The Tutotest, developed by the University of Sheerbrooke
to assess the skills and attitudes of medical students
working in tutorials in a problem-based curriculum, was
found to have high reliability (Cronbach’s coefficient
á = 0.98); a correlation coefficient of 0.64 was
obtained with tutor global assessments and 0.39 with students’
written examinations (Hebert & Bravo, 1996).
- Four Step Assessment Test (4 SAT)
The 4 SAT, recently implemented by the University of Queensland,
consists of:
- Solving a case scenario individually and in writing
through identifying key features, generating hypotheses,
explaining symptoms, defining hypotheses from requested
additional data, and formulating learning issues;
- Repeating the above processes at the group level
with presentation of new information (with observers
assessing the tutorial process);
- Undertaking a period of self-directed learning; and
- Taking a written exam testing content knowledge and
based on the “top 10” learning issues identified
by all groups.
The 4 SAT is aimed at assessing individual knowledge,
clinical reasoning and group process skills. Inter-rater
agreement was found to be greater than 80% with good correlation
(r = 0.49) between 4 SAT scores and those from other objective
test instruments (Zimitat & Alexander, 1998).
- Triple-Jump Exercise (TJE)
The TJE is organised as a structured three-part oral assessment
that reflects the learning process in PBL, but under more
controlled and standardised conditions. The TJE can be used
for formative and summative assessments, but its reliability
and validity are generally considered to be low. Inter-rater
correlations can be low and errors of measurement resulting
from the use of a single case pose serious concerns to the
use of the TJE.
Formative Assessments
The use of formative assessments to provide regular, informative
and detailed feedback to students on their progress and performance
at various stages during a given course, is an essential component
of the PBL educational strategy. Such assessments will enable
students, whenever necessary, to undertake effective and timely
remedial action that is either self-initiated or upon the
advise of the tutor.
Conclusion
“Despite the large range of
assessment methodologies used in PBL settings, no single
choice emerges, and the triangulation of diverse instruments
is required to obtain a fair judgment about students” (Nendaz & Tekian, 1999).
The intended educational outcomes of PBL go beyond just
the acquisition of content knowledge.
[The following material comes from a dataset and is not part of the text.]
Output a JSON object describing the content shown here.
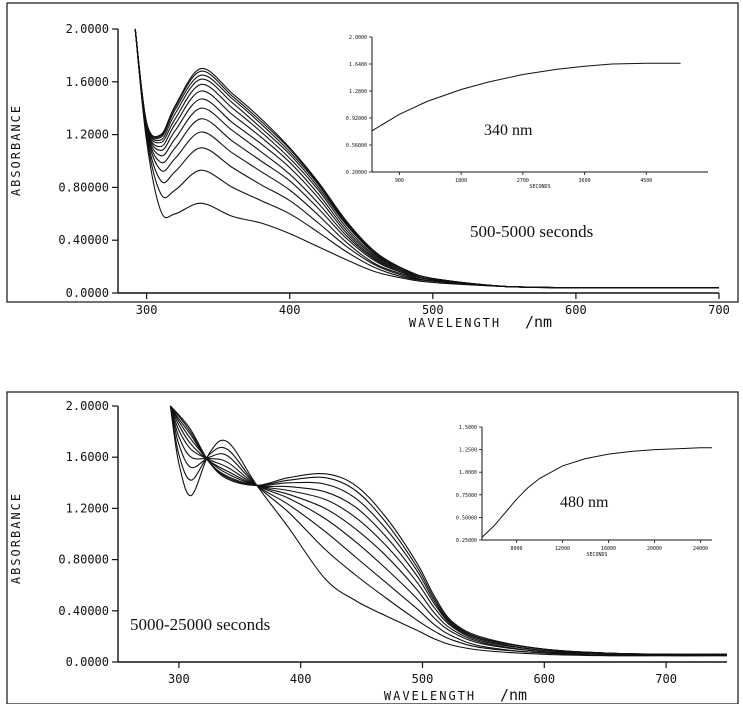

The acquisition of educational
process skills, that contribute to the development of clinical
competence and desired professional attitudes and behaviours
in medical practice, is also an important educational objective
of PBL. Student assessment in PBL, from a psychometric standpoint,
will continue to pose a challenge to medical educators in
the selection of test instruments that can ensure high consistency,
reliability and validity to meet the educational demands and
curricular tenets of the overall PBL curriculum.
References
Boshuizen, H.P.; van der Vleuten C.P.; Schmidt H.G. &
Machiels-Bongaerts, M. (1997). ‘Measuring and Clinical
Reasoning Skills in a Problem-Based Curriculum’. Medical
Education, Vol. 31, pp. 115–121.
Hebert, R. & Bravo, G. (1996). ‘Development and
Validation of an Evaluation Instrument for Medical Students
in Tutorials’. Academic Medicine, Vol. 71,
pp. 488–494.
Nendaz, M.R. & Tekian, A. (1999). ‘Assessment
in Problem-Based Learning Medical Schools: A Literature Review’. Teaching and Learning in Medicine, Vol. 11, pp. 232–243.
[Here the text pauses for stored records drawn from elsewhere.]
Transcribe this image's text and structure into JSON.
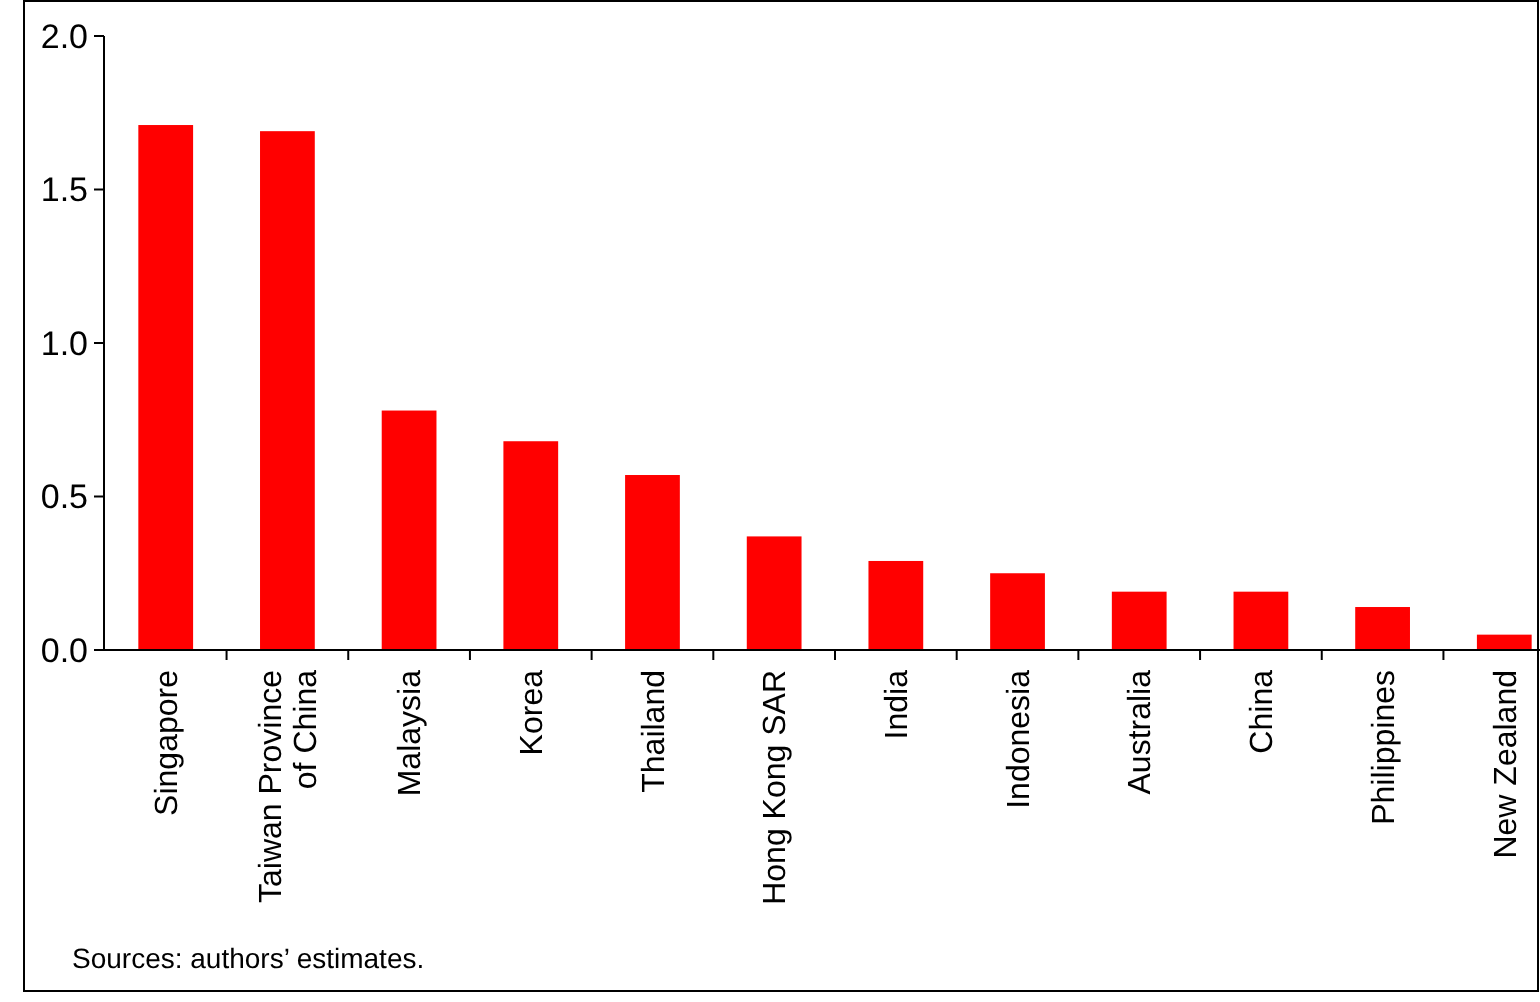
{
  "chart_data": {
    "type": "bar",
    "categories": [
      "Singapore",
      "Taiwan Province of China",
      "Malaysia",
      "Korea",
      "Thailand",
      "Hong Kong SAR",
      "India",
      "Indonesia",
      "Australia",
      "China",
      "Philippines",
      "New Zealand"
    ],
    "values": [
      1.71,
      1.69,
      0.78,
      0.68,
      0.57,
      0.37,
      0.29,
      0.25,
      0.19,
      0.19,
      0.14,
      0.05
    ],
    "color": "#ff0000",
    "ylim": [
      0,
      2
    ],
    "yticks": [
      {
        "value": 0,
        "label": "0.0"
      },
      {
        "value": 0.5,
        "label": "0.5"
      },
      {
        "value": 1,
        "label": "1.0"
      },
      {
        "value": 1.5,
        "label": "1.5"
      },
      {
        "value": 2,
        "label": "2.0"
      }
    ],
    "grid": false,
    "annotations": [
      "Sources: authors’ estimates."
    ]
  }
}
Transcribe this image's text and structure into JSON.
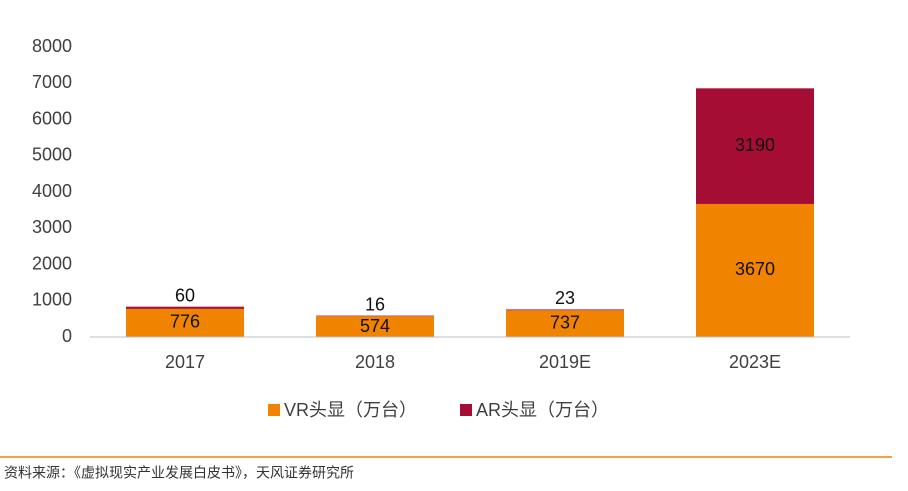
{
  "chart_data": {
    "type": "stacked_bar",
    "categories": [
      "2017",
      "2018",
      "2019E",
      "2023E"
    ],
    "series": [
      {
        "name": "VR头显（万台）",
        "color": "#f08300",
        "values": [
          776,
          574,
          737,
          3670
        ]
      },
      {
        "name": "AR头显（万台）",
        "color": "#a50d35",
        "values": [
          60,
          16,
          23,
          3190
        ]
      }
    ],
    "ylim": [
      0,
      8000
    ],
    "yticks": [
      0,
      1000,
      2000,
      3000,
      4000,
      5000,
      6000,
      7000,
      8000
    ],
    "grid": false,
    "legend": "bottom",
    "source": "资料来源：《虚拟现实产业发展白皮书》，天风证券研究所"
  }
}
Blake, J. M.; Norman, G.R.; Keane, G.R.; Mueller, C.B.;
Cunnington, J.P.W. & Didyk, N. (1996). ‘Introducing
Progress Testing in McMaster University’s Problem Based
Curriculum: Psychometric Properties and Effect on Learning’. Academic Medicine, Vol. 71, pp. 1002–1007.
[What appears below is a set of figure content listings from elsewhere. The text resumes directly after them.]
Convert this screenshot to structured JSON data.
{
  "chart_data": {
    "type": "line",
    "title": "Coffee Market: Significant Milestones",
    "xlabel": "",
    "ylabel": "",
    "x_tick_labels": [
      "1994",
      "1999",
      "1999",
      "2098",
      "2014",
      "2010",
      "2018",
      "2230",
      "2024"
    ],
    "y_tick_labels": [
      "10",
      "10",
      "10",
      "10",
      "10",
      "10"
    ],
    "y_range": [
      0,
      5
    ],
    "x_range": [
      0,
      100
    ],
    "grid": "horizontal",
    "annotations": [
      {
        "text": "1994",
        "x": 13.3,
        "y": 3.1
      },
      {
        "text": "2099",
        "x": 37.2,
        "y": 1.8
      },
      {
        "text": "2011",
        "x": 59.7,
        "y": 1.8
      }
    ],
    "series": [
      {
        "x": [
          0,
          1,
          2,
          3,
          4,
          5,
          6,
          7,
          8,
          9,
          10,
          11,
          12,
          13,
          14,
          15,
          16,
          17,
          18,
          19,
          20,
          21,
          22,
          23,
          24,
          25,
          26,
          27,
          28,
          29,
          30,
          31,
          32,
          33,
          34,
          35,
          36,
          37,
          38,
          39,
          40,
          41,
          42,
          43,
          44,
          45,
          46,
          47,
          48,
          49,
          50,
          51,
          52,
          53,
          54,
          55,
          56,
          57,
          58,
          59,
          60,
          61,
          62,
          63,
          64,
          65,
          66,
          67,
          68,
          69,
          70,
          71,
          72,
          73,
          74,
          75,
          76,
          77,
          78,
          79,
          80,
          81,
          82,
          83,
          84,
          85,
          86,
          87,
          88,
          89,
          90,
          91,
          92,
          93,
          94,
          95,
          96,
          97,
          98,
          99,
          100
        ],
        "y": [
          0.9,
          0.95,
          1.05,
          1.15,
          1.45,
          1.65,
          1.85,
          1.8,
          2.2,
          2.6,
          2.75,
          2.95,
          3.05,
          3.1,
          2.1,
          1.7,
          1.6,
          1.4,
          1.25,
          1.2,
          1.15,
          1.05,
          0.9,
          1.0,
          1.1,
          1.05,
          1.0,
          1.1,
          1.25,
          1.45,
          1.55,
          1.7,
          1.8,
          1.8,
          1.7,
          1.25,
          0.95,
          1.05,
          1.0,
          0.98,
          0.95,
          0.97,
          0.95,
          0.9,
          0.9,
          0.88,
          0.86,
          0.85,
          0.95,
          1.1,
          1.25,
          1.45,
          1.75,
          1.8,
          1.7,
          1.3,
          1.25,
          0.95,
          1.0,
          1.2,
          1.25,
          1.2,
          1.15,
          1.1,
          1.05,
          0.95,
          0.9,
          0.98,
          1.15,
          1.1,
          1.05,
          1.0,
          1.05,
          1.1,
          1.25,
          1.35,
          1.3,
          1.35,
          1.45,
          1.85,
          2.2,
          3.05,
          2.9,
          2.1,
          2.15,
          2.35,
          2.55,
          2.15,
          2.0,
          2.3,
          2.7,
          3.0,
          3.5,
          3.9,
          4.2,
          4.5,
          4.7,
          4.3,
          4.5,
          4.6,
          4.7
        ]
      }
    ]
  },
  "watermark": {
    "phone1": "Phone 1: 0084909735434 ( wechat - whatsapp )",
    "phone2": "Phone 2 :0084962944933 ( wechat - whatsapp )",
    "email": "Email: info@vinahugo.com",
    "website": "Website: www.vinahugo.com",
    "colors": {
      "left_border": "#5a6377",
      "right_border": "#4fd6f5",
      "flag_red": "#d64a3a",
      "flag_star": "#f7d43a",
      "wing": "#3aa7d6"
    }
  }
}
Norman, G.R. (1997). ‘Assessment in Problem-Based
Learning’. In The Challenge of Problem-Based Learning,
Boud, D. & Feletti, G. I. (Eds.). London: Kogan Page Ltd.
pp. 263–268.
Zimitat, C. & Alexander, H. (1998). ‘A New Assessment
Instrument for Large Classes in PBL Curricula’. Abstract
from 8th Ottawa International Conference on Medical Education,
Philadelphia, PA: National Board of Medical Examiners.